One of PG’s previous blogs, “Jell-O Mountain Approach to Product Innovation” can be found here: http://pgmadblog.blogspot.com/2010/04/jello-mountain-approach-to-product.html



Did you not notice a strange thing when you purchased your last new car? Let us say it was not a common model (you bought a Kia Soul) and you have hardly noticed them on the road in the past. But starting the day after you bought your own Kia Soul, you see three on the way to work, there are a few in the lunch place parking lot, and more in your own neighborhood - even more uncanny, you start noticing reports of celebs driving a Soul everywhere and even comments about Kia management model in Economist magazine!

This is "cognitive resonance"; not cognitive DISSonance that you all have heard of before. Last week I coined the term, "Cognitive Resonance". As I assert ownership of this concept, I can see my in-box filling with comments like, "it is in every Psychology 101 textbook, you d$%b a$$!" or "I invented/ discovered this concept back in 1953 and I have 32 scholarly publications in peer reviewed journals on this topic" and so on. Okay, okay . . . you can be the owner! (Google it and you won't get much relevant hits!).

The concept of "resonance" is familiar to all - a bridge in my neighborhood destroyed itself many decades ago due to this phenomenon (remember Tacoma Narrows bridge?) or all of you have seen a tuning fork ringing out a pure note. Engineers think about it a similar way and put it to good use in many objects you use every day. If I may, let me 'anthropomorphize' resonance a bit; for whatever reasons, a particular frequency becomes special and gathers up energy from nearby frequencies and builds up in energy and amplitude - it dominates everything!

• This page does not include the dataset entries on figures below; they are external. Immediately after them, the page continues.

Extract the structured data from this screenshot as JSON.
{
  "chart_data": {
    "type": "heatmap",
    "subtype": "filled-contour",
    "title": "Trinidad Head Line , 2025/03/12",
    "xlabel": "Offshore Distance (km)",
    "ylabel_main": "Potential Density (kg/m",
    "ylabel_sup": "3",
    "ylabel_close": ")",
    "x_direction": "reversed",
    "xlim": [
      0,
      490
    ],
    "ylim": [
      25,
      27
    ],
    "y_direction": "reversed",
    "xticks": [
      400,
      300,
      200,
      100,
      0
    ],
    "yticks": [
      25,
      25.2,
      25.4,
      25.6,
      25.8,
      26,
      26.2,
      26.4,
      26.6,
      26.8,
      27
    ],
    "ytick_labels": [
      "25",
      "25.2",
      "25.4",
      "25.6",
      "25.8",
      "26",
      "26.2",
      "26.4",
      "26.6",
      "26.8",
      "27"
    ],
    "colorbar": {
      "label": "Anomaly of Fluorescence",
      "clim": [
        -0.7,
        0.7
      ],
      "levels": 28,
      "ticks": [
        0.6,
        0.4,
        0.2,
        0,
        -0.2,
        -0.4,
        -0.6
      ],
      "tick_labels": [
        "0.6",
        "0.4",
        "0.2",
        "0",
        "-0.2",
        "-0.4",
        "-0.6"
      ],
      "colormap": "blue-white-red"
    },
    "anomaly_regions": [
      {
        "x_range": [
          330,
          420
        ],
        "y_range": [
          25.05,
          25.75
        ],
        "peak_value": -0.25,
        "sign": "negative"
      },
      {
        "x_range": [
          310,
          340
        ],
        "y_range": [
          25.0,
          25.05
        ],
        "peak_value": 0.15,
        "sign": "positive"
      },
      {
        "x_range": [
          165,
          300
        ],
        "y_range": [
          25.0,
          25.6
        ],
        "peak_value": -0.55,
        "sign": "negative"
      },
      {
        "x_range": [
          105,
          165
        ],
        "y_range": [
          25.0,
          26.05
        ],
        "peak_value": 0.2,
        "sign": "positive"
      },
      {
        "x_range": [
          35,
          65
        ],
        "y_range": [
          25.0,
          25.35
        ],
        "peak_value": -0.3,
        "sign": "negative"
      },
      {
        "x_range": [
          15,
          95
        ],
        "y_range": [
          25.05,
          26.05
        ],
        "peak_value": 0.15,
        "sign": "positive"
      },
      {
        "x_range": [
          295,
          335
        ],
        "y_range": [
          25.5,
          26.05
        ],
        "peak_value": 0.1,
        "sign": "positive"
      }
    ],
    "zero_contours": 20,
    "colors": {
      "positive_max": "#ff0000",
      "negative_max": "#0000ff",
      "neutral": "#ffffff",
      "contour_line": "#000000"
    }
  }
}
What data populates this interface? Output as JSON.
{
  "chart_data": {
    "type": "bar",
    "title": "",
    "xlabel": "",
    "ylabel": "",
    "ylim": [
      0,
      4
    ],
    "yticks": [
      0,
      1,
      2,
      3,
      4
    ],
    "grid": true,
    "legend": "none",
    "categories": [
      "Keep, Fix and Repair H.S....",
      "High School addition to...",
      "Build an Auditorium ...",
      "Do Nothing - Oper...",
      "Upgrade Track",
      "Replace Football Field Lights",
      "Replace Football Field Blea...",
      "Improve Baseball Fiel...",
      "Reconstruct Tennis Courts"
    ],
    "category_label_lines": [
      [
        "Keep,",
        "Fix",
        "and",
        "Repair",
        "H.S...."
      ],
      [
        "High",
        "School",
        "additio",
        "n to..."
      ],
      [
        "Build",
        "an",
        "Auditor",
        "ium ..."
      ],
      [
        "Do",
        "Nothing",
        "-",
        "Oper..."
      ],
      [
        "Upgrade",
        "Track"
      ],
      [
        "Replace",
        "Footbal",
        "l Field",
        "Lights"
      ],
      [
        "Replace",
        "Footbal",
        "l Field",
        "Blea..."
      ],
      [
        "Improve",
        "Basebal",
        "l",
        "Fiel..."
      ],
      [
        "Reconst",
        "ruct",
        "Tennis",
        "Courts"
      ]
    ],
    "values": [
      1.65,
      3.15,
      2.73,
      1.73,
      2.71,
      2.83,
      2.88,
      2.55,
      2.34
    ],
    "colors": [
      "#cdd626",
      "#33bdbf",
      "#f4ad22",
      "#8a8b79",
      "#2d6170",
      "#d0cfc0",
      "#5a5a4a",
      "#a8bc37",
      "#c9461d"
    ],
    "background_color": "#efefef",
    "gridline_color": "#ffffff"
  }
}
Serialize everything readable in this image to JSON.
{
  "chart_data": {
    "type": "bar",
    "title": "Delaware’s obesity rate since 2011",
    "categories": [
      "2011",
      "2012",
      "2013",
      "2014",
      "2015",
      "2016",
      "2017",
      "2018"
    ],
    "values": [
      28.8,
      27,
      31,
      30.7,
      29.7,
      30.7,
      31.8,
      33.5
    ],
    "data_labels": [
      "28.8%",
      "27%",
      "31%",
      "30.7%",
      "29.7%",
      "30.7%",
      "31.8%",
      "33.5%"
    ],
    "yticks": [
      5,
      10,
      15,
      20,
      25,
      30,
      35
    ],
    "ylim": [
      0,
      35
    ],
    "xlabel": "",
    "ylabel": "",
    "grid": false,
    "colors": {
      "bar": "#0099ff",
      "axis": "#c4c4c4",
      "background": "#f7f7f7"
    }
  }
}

This ability to self-tune is put to use in certain wireless receivers that you use every day; resonance is what causes "chatter" in machine tools when a lathe or milling machine starts shuddering and tool and work are destroyed - all the vibration energy gets poured into a certain frequency (due to too much speed or feed usually), it grows and grows and ends up cutting deep grooves into the metal or worse, shear it off. So resonance can be a force for good or force for bad.

When I assembled a team for the start up I founded, I was very particular that my team had diverse behavioral traits - some talkers, some loners, some in-your-face, etc.; some analytical, some holistic, some artsy and so on. It is like everyone is at different "frequencies" and there will be very low chance of resonance in thinking. I believe that this is important to avoid 'group think' and keep the team open to emergent opportunities and more importantly, dangers in the start up case. However, there is a group of people who believe that start ups should comprise a team of 'like-minded" people and their "resonance" will amplify their work and get the firm moving quickly forward in a single direction.

I doubt that there is a magic formula - however, my current thinking is that in the early, early stages, it is best to have a 'resonant' group to get quick traction in the face of uncertainties and as soon as their is a semblance of stability, refactor the team into a diverse one that is alive to new possibilities and threats.

My start up story has relevance to established corporation teams also in how business decisions are made.

Let us say you are pitching a new project to your boss, your Board or a VC. You marshal every evidence that you can lay your hands on and try to make it fit your thesis - your mind is in high "cognitive resonance" mode. You are blind to minor fallacies and wishful thinking at this point. How do you break out of this trap?


Precision Questioning! This is standard operating procedure at Microsoft. Knowing that your review is going to proceed according to PQ principles, the "pitcher" works through the PQ sequence while preparing for the pitch. There are many online resources; this is from a Microsoftie: http://sourcesofinsight.com/precision-questions-and-precision-answers/ . As the author points out, "PQ / PA is not about building rapport or brainstorming, it’s about efficient and effective intellectual exchange."
7 Categories of Precise Questions There are 7 types of questions for focused drilling down.
  1. Go / NoGo.  Do we need to talk about this?
  2. Clarification.  What do you mean?
  3. Assumptions.  What are we assuming?
  4. Basic Critical Question.  How do we know this is true?
  5. Causes.  What’s causing this?
  6. Effects.  What will be the effects?
  7. Action.  What should be done?
  8. There is a lot of detailed drill-down in each of the 7 sections.

When cognitive resonance is not in your favor, practice PQ (I call it "Rude Q&A") and you will be less swayed by your own wishful thinking and get the info that your reviewer needs more quickly and efficiently. Good luck with your PQ practice!